Covers, Stories, Teasers, Stars, Grades

What makes a book appealing to you? For that matter, what makes a book appealing to anyone? For her February 3 TGIF feature, GReads asked the question “When you’re browsing Goodreads, the library, or a blogger’s reviews, what grabs your attention to make you want to read it?”

For this blog, that’s a two-part question.

  1. What makes a book appealing to me?
  2. What makes a book ‘feature-worthy’ for the weekly Ebook Review Central?

If books were food, I would be making the old joke about being on the “seafood diet”. The joke was that I “see food and I eat it”. In the case of books, I see books and I want to read them. Not all books, but too awfully darn many.
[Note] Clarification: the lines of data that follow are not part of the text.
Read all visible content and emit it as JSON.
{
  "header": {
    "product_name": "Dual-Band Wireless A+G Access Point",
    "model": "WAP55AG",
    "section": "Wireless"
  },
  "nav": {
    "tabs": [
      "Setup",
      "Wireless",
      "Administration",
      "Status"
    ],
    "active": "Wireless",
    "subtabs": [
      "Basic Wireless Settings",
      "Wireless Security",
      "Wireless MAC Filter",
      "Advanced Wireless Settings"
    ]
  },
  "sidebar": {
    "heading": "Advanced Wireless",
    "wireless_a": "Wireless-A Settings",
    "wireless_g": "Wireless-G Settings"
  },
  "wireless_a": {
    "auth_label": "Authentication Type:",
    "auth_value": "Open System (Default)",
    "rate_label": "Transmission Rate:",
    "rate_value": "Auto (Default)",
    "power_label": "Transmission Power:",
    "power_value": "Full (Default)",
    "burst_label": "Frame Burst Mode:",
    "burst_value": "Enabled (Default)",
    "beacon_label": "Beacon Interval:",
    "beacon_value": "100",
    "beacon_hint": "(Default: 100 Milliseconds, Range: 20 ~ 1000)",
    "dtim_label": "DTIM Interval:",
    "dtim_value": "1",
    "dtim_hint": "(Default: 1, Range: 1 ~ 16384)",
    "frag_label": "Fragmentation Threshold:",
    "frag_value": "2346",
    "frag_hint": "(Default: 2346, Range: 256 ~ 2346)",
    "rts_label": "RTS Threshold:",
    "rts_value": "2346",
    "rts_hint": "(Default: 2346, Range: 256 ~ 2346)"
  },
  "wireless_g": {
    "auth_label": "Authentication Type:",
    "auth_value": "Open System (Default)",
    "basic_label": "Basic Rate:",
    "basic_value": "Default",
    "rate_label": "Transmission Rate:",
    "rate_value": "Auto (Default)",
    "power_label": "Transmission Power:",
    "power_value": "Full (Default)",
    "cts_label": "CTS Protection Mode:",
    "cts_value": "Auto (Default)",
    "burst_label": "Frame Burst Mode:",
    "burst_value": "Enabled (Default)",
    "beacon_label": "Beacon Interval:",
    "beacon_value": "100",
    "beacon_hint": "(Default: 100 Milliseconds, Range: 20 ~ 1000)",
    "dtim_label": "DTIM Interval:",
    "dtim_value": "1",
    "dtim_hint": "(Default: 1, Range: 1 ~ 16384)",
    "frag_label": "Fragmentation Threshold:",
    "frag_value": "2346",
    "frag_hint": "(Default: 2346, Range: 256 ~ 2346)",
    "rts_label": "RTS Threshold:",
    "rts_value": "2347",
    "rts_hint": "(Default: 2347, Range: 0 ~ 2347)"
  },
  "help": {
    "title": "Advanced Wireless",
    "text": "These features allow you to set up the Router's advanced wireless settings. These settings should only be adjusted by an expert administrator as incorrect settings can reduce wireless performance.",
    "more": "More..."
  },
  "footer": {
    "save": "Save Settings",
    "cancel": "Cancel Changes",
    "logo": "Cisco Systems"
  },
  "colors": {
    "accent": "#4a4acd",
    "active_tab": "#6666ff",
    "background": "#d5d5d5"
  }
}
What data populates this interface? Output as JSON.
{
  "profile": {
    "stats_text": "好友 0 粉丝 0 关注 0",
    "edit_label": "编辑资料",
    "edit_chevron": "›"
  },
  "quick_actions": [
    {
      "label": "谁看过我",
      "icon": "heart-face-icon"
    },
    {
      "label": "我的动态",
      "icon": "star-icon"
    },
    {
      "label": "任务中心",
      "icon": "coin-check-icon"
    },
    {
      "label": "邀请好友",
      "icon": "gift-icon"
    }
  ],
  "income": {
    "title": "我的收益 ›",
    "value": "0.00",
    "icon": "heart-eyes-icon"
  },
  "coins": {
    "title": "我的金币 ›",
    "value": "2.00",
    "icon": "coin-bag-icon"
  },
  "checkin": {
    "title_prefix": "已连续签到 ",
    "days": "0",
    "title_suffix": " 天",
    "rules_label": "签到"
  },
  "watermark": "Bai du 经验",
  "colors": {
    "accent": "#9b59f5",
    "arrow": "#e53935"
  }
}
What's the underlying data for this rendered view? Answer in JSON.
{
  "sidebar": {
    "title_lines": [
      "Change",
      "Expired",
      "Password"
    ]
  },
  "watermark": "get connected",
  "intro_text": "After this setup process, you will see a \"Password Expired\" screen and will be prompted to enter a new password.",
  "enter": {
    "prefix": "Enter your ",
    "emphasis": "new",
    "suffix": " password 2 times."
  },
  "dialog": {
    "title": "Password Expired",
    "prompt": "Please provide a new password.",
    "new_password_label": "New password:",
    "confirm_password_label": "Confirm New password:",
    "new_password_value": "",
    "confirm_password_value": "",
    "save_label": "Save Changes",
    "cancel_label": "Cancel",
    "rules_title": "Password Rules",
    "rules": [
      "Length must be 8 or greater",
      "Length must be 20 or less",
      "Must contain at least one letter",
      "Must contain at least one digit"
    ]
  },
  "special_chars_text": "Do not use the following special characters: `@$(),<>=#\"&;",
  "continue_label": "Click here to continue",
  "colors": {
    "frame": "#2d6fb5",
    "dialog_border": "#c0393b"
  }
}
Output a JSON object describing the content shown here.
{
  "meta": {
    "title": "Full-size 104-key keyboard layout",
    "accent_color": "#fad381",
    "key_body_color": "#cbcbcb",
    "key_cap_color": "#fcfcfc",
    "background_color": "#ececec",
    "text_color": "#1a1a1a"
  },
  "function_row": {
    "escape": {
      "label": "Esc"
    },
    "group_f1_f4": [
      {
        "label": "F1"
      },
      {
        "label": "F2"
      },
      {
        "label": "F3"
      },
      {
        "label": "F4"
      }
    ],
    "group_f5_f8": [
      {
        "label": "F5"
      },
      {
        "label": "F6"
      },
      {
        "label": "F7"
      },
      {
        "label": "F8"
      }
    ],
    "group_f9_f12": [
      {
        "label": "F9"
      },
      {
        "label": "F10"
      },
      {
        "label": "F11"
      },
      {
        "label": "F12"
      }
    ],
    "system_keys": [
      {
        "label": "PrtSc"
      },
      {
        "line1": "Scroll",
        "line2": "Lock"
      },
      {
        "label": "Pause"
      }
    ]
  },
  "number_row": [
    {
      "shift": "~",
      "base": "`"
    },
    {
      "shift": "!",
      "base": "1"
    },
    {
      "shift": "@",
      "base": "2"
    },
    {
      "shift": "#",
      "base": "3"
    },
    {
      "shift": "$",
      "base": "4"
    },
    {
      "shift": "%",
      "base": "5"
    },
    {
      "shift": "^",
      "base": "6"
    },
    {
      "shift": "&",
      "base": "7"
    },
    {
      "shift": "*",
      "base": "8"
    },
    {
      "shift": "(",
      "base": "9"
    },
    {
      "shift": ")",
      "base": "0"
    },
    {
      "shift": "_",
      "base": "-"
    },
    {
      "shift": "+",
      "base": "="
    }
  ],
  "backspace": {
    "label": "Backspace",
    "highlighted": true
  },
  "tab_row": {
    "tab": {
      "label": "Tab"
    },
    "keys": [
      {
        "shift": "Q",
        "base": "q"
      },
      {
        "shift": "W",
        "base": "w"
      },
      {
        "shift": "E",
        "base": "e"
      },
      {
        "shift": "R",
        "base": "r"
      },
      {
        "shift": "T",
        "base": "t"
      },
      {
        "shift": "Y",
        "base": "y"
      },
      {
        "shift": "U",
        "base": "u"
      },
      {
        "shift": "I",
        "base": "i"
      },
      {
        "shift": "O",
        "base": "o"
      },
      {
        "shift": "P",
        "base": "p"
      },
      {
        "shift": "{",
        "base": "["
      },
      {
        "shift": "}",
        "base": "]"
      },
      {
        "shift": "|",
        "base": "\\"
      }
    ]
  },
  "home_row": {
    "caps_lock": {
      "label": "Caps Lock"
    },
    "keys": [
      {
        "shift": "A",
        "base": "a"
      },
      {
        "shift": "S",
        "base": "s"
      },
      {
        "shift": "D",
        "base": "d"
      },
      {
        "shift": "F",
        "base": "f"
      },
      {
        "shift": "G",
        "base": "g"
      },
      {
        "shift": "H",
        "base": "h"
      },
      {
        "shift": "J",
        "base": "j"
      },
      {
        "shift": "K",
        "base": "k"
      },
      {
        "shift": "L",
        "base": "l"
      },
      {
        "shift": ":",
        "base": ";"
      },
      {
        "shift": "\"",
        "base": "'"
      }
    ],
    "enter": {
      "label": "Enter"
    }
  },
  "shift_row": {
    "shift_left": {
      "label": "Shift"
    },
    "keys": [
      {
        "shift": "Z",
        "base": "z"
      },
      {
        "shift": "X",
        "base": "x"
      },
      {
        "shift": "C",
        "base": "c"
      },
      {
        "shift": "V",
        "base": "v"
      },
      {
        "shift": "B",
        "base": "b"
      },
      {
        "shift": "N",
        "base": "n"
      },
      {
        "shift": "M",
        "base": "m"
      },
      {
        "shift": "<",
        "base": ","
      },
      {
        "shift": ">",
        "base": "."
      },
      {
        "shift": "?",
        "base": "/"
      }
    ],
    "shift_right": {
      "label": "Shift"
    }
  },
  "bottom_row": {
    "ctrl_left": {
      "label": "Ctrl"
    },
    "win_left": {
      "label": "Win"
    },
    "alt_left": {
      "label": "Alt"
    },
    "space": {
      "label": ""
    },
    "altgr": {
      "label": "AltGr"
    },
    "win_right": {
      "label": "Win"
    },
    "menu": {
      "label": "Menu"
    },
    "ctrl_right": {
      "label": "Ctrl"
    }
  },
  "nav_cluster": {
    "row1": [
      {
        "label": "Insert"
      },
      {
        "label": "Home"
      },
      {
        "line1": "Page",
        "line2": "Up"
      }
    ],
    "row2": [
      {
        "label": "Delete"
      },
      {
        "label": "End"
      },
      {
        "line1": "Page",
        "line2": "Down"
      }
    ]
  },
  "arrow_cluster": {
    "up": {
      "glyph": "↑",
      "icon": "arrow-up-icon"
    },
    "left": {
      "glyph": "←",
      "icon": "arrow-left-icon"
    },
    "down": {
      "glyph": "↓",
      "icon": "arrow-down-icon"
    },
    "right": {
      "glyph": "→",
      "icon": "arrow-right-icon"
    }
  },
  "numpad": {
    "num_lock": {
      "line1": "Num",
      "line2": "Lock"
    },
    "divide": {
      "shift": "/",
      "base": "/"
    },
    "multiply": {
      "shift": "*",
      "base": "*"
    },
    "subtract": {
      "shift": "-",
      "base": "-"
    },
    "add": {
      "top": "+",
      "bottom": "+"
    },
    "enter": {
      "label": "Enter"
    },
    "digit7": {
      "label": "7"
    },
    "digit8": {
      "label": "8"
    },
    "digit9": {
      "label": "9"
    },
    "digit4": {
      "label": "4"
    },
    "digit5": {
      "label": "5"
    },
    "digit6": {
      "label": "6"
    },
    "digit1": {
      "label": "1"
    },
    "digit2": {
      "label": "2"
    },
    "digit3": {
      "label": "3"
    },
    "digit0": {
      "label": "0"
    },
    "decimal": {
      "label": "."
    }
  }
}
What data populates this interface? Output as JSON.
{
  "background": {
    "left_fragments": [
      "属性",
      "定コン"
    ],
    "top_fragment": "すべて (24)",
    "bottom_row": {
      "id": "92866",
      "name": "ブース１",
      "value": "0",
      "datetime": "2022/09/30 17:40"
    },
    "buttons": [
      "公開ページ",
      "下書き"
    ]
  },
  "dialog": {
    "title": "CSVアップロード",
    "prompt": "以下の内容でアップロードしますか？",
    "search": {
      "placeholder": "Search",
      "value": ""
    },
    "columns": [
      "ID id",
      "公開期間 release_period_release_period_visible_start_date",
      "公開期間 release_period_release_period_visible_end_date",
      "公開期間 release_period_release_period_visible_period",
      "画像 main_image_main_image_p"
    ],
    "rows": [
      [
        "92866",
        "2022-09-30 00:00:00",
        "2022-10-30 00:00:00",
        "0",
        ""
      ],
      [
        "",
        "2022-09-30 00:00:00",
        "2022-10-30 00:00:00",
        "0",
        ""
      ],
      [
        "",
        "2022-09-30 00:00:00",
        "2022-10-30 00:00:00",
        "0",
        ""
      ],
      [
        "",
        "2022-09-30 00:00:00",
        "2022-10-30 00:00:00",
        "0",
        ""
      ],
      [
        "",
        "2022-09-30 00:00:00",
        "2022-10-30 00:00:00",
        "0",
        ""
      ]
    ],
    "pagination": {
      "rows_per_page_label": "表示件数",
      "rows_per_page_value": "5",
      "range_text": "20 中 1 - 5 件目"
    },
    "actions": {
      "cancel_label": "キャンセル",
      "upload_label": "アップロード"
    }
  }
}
We all judge books by their covers, but I use it to judge what category the book might be. I see gears and I think “steampunk, cool”, and that goes into the “maybe, yes” column. I see a man in a kilt and think “Highland Scots romance, probably not”.  I have, I will again, but unless they are either paranormal or time travel or something otherwise supernatural, except for Diana Gabaldon, I may be done there for a while.

Spaceships or computer chips means cyberpunk, space opera or science fiction romance; again, count me in. But cover art only suggests, it doesn’t guarantee.

I also go for authors I know or whose series I have started. I don’t read a lot of mysteries per se, but I read a lot of mystery series where I’m neck deep in the series, and I’m invested. Or is that committed?

I also like stories where the author has tried something new, so if the reviewer says they didn’t just love the story, but also that there is something new and interesting going on, I might try the book. Particularly if I trust the reviewer. There are some reviewers whose “mehs” mean more than other reviewers’ 5 star ratings. Everyone has their own style.

But when it comes to Ebook Review Central, I use an entirely different criteria for determining which books get featured. Every Monday ERC features up to three books from the publishing output for the publisher(s) and the month in question. On January 30, the publisher of the week was Samhain Publishing, the month was December 2011. On February 3, the last December 2011 issue will feature Amber Quill, Astraea Press, Liquid Silver Books and Riptide Publishing.

I do look for books where there were a lot of reviews. If a title gets 15 or more reviews, that’s one I’ll definitely feature. At that point, they don’t even all have to be good reviews, although it helps. If something is worth talking about that much, then it’s a title that other readers might want to take a look at. In romance, after all, love and hate are often opposite sides of the same coin.

I also look for the tone of the reviews. When the reviewers are doing more than just giving a story five stars and A+ ratings, when the collective reviewing landscaping is searching for words beyond “everyone must read this NOW!” that’s a sign the book is worth showcasing.

When it comes to the Ebook Review Central, it really doesn’t have anything to do with my reading tastes. I might have read some of the books listed for the week, and I might not. And even if I did, I might not have agreed with the other reviewers. The books that get featured depend on the collective blogosphere.

Of course, sometimes I’ll see how much other reviewers loved a certain book, and I’ll be intrigued. There are also times when I’ll see that no one is reviewing a particular author’s books, and I’ll wonder why no one cared enough about the book to post a review on Goodreads or Amazon.

Which leads back to that question again.  What makes a book appealing to you?

2 thoughts on “Covers, Stories, Teasers, Stars, Grades

  1. I like what you’re saying here. “But cover art only suggests, it doesn’t guarantee.” — definitely. I’ve had that problem sometimes when I’m recommending a book to someone in the library — if it has ugly cover art, it just doesn’t always get attention. And sometimes, it can have great cover art, but just not be that great of a book.

    And I agree with what you said about how different reviewers review — I read a few blogs where it seems my reading is a lot in sync with that blogger, so if they give something a good review, I know I’m probably going to like it.

    1. Looks can be deceiving, can’t they? Or, handsome is as handsome does, in romance terms. The classic fantasy version would be “all that is gold does not glitter”. Tolkien was right.

      In libraries we know that books with covers circulate and books that have lost their covers don’t. No cover at all leaves everyone guessing a little too much.

      Reviewers each have their own tastes. We’re human. I try to only pick books to review I think I’ll like, based on the blurb and cover art. But I’m guessing. If the blurb and cover art doesn’t match the actual book, well, then, I’m disappointed, and that shows in the review.

      Another reviewer will feel differently. As always, the mileage varies.